Content authors shouldn’t have to make two versions of all their content just because people are lazy in the way they make their client software. Valid XHTML is a hierarchial outline of content, presented in a machine-parsable manner. Augment this XHTML with proper use of link tags for navigation, and the loss of the page cruft that surrounds the content on a typical HTML page wouldn’t be missed at all. Even better, an XQuery-based search engine could give you a Google engine that returned relevant entries from a site, instead of an entire page, therefore rewarding people who go through the effort by making them participants in a new, better targeted web that’s fully backwards compatible. Existing pages could probably be rewritten by proxies, if the authors are unable or unwilling to reflag their content. Simply iterate through the nodes in the body of the document, find the highest-level node that repeats and contains other content, and you’ve got the pattern that delimits individual entries. Or look for # named anchors that suggest that they’re permalinks. Transform those through XSLT into elements with a predictable set of names.

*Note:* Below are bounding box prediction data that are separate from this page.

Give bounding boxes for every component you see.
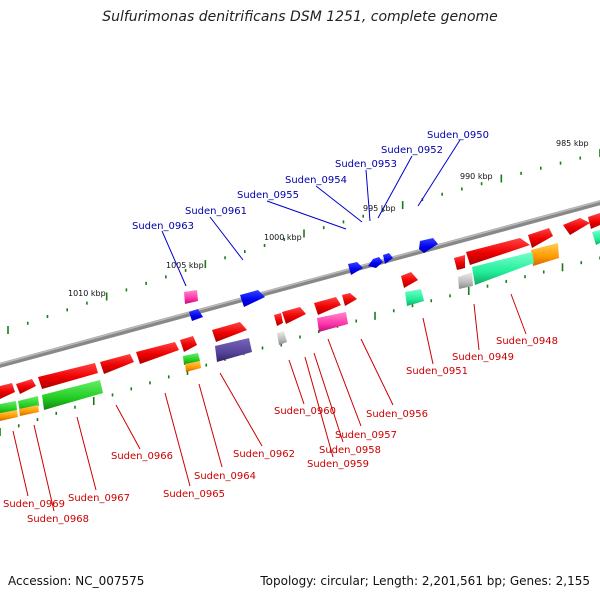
genome-backbone-highlight (0, 200, 600, 365)
scale-label: 985 kbp (556, 139, 589, 148)
gene-label: Suden_0957 (335, 430, 397, 441)
gene-red (466, 238, 530, 265)
gene-label: Suden_0956 (366, 409, 428, 420)
top-gene-labels: Suden_0950 Suden_0952 Suden_0953 Suden_0… (132, 130, 489, 232)
gene-red (212, 322, 247, 342)
gene-red (401, 272, 418, 288)
gene-label: Suden_0959 (307, 459, 369, 470)
gene-label: Suden_0953 (335, 159, 397, 170)
gene-suden-0960-grey (277, 331, 287, 345)
gene-label: Suden_0952 (381, 145, 443, 156)
gene-label: Suden_0967 (68, 493, 130, 504)
gene-label: Suden_0960 (274, 406, 336, 417)
bottom-gene-labels: Suden_0948 Suden_0949 Suden_0951 Suden_0… (3, 336, 558, 525)
gene-red (314, 297, 341, 315)
accession-text: Accession: NC_007575 (8, 574, 145, 588)
gene-red (136, 342, 179, 364)
gene-label: Suden_0951 (406, 366, 468, 377)
gene-suden-0964-orange (185, 361, 201, 372)
gene-suden-0961 (240, 290, 265, 307)
gene-label: Suden_0965 (163, 489, 225, 500)
gene-suden-0948-mint (592, 230, 600, 245)
gene-suden-0957-magenta (317, 312, 348, 332)
scale-label: 1000 kbp (264, 233, 302, 242)
gene-suden-0967-green (42, 380, 103, 410)
gene-label: Suden_0966 (111, 451, 173, 462)
gene-suden-0963 (189, 309, 203, 321)
lower-track-genes (0, 230, 600, 421)
gene-suden-0953 (368, 257, 383, 268)
gene-suden-0963-pink (184, 290, 198, 304)
gene-label: Suden_0964 (194, 471, 256, 482)
gene-red (454, 255, 465, 270)
gene-red (16, 379, 36, 394)
scale-label: 995 kbp (363, 204, 396, 213)
leader-lines (12, 139, 527, 512)
gene-label: Suden_0969 (3, 499, 65, 510)
gene-red (0, 383, 15, 399)
gene-suden-0954 (348, 262, 363, 275)
genome-backbone (0, 200, 600, 368)
gene-label: Suden_0963 (132, 221, 194, 232)
gene-suden-0962-purple (215, 338, 252, 362)
gene-red (528, 228, 553, 248)
gene-suden-0969-orange (0, 410, 18, 421)
gene-label: Suden_0950 (427, 130, 489, 141)
gene-red (588, 213, 600, 229)
gene-suden-0950 (419, 238, 438, 253)
scale-label: 1010 kbp (68, 289, 106, 298)
gene-label: Suden_0962 (233, 449, 295, 460)
gene-suden-0949-mint (472, 252, 534, 285)
gene-suden-0949-grey (458, 272, 473, 289)
gene-label: Suden_0954 (285, 175, 347, 186)
upper-track-genes (184, 238, 438, 321)
gene-suden-0968-orange (19, 405, 39, 416)
gene-red (180, 336, 197, 352)
scale-label: 1005 kbp (166, 261, 204, 270)
gene-suden-0952 (383, 253, 393, 264)
gene-red (282, 307, 306, 324)
gene-label: Suden_0948 (496, 336, 558, 347)
gene-red (563, 218, 590, 235)
gene-red (274, 313, 283, 326)
gene-red (38, 363, 98, 389)
scale-labels: 985 kbp 990 kbp 995 kbp 1000 kbp 1005 kb… (68, 139, 589, 298)
gene-red (100, 354, 134, 374)
gene-label: Suden_0958 (319, 445, 381, 456)
gene-suden-0968-green (18, 396, 39, 412)
genome-summary-text: Topology: circular; Length: 2,201,561 bp… (260, 574, 590, 588)
scale-label: 990 kbp (460, 172, 493, 181)
gene-suden-0951-mint (405, 289, 424, 306)
gene-red (342, 293, 357, 306)
page-title: Sulfurimonas denitrificans DSM 1251, com… (102, 9, 498, 25)
gene-label: Suden_0968 (27, 514, 89, 525)
gene-label: Suden_0949 (452, 352, 514, 363)
main-track-genes (0, 213, 600, 399)
gene-label: Suden_0961 (185, 206, 247, 217)
gene-suden-0969-green (0, 401, 17, 415)
gene-suden-0948-orange (531, 243, 559, 266)
gene-label: Suden_0955 (237, 190, 299, 201)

So, the proposal? A documented standard set of XHTML element names targeted at standardizing class names for page elements, in order to allow HTML to serve as a syndication, aggregation, and distribution format, in addition to being a page rendering format. The side benefit would be that any tool that produced compliant code would probably also be able to share style sheets with other compliant tools, as page elements with the same name would inherit the appropriate styles. A lot easier than forcing tools to output multiple versions of content each time a page is changed. And adaptable to situations like a newspaper, so that articles using the naming convention could also appear in an aggregator.

Rich XML-based descriptions of content are great, and will always have their place. But for something as simple as syndication and distribution, HTML already has an overwhelming advantage over any nascent formats. Who wants to propose a set of basic tags?